← Back to context

Comment by thesz

1 day ago

The difference between training and inference is 1) one have to keep intermediate results for backward pass in training and 2) computation for training double because of the backward pass.

Training is also done over batches, which increase memory requirements by several orders of magnitude. This is why training needs costly compute.

One of the ways out of this unfortunate situation is to use something like Stochastic Average Gradient Descent [1]. Examples there are mostly concerned with regularized logistic regression, which makes problem more or less convex. Neural networks are inherently non-convex. Still, maybe some ideas from there can be utilized in the context of neural networks, like use of estimated Lipshitz constant to derive curvature and appropriate learning step.

  [1] https://www.cs.ubc.ca/~schmidtm/Courses/540-W19/L12.pdf

So one way to think about it is roughly,

Training is inference + backwards pass (~2x inference cost) + activations (vram overhead) + optimizer (vram overhead) + gradients (vram overhead).

  • Multiply "inference + backwards pass (~2x inference cost) + activations (vram overhead)" by batch size (thousands) to get to the actual RAM and compute cost. Optimizer like ADAM adds only two or three model-sized overhead.

    And last, but not least, you need only one hidden layer kept in RAM for inference, but you need all of them (61 for Deepseek models) kept in RAM for computing gradient for one sample.

    • Microbatch size is a hyperparameter, it can be set to 1 and work just as effectively. With gradient accumulation it's equivalent even. Large batch sizes are used to increase parallelism, and sometimes to reduce variance in the loss signal (at the cost of increased bias).

      Batch size is frequently limited by compute bottlenecks well before memory.
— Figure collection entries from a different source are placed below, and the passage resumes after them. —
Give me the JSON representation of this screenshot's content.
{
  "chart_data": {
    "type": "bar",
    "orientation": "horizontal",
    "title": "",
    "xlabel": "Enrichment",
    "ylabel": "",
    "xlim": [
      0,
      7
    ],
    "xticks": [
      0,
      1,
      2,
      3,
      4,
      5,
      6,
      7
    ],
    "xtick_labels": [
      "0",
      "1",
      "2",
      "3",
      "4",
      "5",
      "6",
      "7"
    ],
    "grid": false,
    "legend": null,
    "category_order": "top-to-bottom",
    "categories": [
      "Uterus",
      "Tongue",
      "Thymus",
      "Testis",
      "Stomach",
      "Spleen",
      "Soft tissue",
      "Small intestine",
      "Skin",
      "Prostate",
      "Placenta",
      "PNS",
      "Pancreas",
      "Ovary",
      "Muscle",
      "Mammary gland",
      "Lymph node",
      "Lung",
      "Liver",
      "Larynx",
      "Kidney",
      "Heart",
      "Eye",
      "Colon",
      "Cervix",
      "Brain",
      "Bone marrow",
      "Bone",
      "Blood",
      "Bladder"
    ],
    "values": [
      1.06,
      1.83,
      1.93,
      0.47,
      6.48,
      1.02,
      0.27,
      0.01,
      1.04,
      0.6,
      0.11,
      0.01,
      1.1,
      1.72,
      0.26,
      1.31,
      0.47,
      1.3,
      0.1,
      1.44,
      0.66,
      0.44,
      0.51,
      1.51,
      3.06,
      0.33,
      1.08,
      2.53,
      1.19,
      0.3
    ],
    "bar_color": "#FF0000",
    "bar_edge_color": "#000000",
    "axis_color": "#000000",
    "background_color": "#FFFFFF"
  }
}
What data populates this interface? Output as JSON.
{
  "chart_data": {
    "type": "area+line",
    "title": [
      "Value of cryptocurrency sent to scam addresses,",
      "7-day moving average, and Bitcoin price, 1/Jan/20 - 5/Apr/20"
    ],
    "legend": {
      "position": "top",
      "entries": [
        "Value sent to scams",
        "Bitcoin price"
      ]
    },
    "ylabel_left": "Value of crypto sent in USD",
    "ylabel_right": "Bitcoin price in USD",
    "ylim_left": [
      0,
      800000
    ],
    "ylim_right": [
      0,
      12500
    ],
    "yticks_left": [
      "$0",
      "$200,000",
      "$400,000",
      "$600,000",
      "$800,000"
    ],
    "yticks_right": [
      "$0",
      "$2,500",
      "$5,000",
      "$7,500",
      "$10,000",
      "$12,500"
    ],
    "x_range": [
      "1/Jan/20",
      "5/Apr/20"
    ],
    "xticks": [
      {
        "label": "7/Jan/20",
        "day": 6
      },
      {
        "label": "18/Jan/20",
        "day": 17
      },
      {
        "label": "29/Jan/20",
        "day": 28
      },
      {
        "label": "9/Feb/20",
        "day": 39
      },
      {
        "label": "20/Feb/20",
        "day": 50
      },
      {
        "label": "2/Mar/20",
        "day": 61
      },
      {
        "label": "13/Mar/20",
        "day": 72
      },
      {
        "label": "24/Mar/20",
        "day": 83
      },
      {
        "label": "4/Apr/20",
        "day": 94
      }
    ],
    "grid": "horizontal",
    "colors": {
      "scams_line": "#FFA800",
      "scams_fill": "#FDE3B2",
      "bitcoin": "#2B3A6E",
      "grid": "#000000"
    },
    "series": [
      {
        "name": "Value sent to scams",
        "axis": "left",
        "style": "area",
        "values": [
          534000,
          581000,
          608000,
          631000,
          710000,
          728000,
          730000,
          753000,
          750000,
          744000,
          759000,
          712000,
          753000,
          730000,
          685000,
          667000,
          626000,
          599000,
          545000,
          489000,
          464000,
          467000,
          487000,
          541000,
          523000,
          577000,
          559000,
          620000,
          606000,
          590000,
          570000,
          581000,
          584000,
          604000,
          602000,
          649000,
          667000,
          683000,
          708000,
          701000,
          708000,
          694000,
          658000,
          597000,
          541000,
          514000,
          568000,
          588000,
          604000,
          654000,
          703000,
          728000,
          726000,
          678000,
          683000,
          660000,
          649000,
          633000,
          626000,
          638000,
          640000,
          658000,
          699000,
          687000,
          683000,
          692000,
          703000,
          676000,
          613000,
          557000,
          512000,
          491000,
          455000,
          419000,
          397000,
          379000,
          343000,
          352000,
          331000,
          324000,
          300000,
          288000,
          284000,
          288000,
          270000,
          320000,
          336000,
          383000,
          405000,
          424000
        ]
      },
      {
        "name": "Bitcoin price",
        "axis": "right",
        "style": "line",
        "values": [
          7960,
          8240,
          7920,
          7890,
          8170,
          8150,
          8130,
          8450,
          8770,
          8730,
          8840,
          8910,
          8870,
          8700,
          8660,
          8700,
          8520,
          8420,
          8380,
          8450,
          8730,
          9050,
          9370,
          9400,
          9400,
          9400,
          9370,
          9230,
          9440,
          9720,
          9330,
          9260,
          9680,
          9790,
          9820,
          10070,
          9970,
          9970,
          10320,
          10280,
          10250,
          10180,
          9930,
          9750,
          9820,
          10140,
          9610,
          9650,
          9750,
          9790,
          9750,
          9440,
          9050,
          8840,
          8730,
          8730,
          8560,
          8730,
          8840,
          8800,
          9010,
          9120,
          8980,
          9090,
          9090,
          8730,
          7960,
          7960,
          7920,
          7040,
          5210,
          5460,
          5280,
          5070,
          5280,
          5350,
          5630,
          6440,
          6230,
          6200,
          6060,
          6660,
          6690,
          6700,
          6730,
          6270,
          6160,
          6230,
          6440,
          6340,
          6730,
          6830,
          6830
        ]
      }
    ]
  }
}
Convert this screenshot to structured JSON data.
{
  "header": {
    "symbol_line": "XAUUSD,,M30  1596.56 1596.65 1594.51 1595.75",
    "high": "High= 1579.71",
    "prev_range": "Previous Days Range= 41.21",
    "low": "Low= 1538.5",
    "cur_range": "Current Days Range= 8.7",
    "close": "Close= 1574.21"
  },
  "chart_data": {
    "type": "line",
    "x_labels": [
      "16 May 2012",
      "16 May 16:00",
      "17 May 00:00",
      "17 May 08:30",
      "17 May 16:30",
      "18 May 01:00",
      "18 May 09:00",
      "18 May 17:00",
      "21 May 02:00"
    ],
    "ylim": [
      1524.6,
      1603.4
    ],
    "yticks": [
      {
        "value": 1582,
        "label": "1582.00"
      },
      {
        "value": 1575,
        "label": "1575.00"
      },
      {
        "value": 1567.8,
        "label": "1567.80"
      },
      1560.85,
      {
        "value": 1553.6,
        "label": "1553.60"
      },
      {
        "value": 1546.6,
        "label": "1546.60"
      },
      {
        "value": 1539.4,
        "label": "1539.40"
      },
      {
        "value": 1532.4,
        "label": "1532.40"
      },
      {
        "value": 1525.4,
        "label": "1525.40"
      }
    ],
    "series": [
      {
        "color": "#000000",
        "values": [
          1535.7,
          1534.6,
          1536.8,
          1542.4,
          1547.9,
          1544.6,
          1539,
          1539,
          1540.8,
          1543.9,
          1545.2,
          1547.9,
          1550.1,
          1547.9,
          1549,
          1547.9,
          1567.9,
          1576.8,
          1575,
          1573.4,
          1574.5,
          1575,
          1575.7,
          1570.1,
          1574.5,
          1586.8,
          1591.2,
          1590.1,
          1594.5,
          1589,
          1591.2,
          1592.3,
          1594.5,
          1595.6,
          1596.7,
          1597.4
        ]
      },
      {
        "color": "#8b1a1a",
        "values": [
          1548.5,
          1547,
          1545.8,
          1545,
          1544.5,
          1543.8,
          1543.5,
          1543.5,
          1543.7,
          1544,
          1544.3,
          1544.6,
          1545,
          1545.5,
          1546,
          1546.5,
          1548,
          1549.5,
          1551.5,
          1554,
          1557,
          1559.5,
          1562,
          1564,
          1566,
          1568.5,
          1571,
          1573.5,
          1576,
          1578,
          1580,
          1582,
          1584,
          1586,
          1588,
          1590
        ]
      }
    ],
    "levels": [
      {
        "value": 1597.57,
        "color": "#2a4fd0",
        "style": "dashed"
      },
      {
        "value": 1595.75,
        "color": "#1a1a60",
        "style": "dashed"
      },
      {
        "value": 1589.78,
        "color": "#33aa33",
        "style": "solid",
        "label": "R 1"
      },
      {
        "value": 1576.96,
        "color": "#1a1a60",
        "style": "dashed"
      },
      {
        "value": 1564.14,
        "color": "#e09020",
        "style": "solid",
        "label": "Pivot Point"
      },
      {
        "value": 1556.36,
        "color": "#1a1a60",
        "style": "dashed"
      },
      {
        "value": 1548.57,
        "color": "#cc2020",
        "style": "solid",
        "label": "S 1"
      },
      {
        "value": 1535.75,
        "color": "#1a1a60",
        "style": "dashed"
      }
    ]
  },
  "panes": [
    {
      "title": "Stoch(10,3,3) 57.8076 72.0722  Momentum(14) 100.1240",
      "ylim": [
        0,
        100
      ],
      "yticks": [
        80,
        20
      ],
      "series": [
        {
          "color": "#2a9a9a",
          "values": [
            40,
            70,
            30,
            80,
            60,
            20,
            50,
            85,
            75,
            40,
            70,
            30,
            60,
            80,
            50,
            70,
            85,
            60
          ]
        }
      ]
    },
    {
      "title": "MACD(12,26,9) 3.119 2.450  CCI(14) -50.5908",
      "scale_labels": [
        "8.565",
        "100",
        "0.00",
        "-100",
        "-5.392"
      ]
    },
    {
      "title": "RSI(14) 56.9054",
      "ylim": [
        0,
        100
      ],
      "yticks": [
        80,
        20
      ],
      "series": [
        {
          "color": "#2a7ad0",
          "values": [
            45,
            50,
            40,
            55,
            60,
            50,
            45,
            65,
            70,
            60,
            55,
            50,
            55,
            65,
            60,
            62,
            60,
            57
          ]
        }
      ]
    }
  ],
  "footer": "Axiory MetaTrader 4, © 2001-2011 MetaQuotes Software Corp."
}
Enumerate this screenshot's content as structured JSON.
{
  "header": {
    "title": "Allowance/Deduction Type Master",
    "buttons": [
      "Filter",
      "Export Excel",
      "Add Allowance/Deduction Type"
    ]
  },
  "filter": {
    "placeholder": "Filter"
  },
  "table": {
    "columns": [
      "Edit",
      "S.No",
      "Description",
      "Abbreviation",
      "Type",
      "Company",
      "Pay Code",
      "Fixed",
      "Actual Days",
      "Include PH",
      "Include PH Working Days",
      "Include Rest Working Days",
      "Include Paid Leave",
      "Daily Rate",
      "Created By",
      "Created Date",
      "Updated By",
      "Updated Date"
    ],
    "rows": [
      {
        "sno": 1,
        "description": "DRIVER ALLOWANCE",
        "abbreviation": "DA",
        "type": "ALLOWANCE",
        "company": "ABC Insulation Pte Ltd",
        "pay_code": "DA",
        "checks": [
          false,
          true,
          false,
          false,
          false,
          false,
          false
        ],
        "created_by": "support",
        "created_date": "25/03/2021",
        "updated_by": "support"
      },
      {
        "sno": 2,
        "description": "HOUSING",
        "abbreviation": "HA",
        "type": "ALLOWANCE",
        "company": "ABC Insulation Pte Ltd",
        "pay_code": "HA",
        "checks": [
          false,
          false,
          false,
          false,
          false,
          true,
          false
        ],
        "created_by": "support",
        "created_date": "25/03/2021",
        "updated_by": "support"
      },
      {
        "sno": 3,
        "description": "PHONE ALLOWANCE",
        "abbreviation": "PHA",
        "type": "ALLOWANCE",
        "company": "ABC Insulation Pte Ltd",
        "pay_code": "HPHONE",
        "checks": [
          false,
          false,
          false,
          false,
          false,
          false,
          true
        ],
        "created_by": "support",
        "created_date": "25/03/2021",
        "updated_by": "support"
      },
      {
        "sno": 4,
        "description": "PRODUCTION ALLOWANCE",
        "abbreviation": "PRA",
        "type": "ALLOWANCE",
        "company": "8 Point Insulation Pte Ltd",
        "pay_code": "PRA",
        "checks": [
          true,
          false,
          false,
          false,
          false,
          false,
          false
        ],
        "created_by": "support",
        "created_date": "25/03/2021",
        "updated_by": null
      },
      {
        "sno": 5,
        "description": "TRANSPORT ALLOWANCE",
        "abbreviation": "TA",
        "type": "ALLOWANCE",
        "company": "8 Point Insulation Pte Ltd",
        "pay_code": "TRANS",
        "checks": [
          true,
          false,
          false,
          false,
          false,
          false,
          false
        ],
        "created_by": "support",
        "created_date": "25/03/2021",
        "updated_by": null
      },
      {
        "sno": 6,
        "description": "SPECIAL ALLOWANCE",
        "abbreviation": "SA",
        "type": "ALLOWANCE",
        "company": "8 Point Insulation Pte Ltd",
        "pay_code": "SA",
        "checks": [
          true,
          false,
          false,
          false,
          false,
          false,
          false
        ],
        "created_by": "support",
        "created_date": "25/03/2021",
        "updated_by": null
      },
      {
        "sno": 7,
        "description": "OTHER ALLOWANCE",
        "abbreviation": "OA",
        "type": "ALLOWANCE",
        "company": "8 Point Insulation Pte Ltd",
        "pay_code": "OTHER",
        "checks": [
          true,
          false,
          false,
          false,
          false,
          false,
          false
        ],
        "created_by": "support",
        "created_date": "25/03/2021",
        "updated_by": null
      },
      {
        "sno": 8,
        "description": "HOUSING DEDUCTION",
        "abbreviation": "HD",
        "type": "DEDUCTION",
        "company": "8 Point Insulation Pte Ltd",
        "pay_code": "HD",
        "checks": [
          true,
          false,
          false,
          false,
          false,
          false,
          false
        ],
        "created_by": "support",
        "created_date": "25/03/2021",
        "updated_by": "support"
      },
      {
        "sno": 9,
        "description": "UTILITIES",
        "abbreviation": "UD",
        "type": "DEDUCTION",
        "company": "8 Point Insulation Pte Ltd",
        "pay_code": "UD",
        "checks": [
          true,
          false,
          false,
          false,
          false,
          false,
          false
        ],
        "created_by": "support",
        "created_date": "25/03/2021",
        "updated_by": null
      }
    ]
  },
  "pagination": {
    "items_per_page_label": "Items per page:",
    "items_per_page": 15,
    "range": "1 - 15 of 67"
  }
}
    • And of course you do all of this for every object in your training set, which is going to be larger than the total number of uses for any individual user.

It's all got much more complex than that in recent years. Training now involves large amounts of inference for RL rollouts and similar. You can't disentangle them computationally like that. "Inference" is just the word used to mean serving customer traffic now, and "training" means creating the model you serve.

That is an estimate of the relative cost of one training step, but you have to multiply it by the number of training steps, an unknown quantity.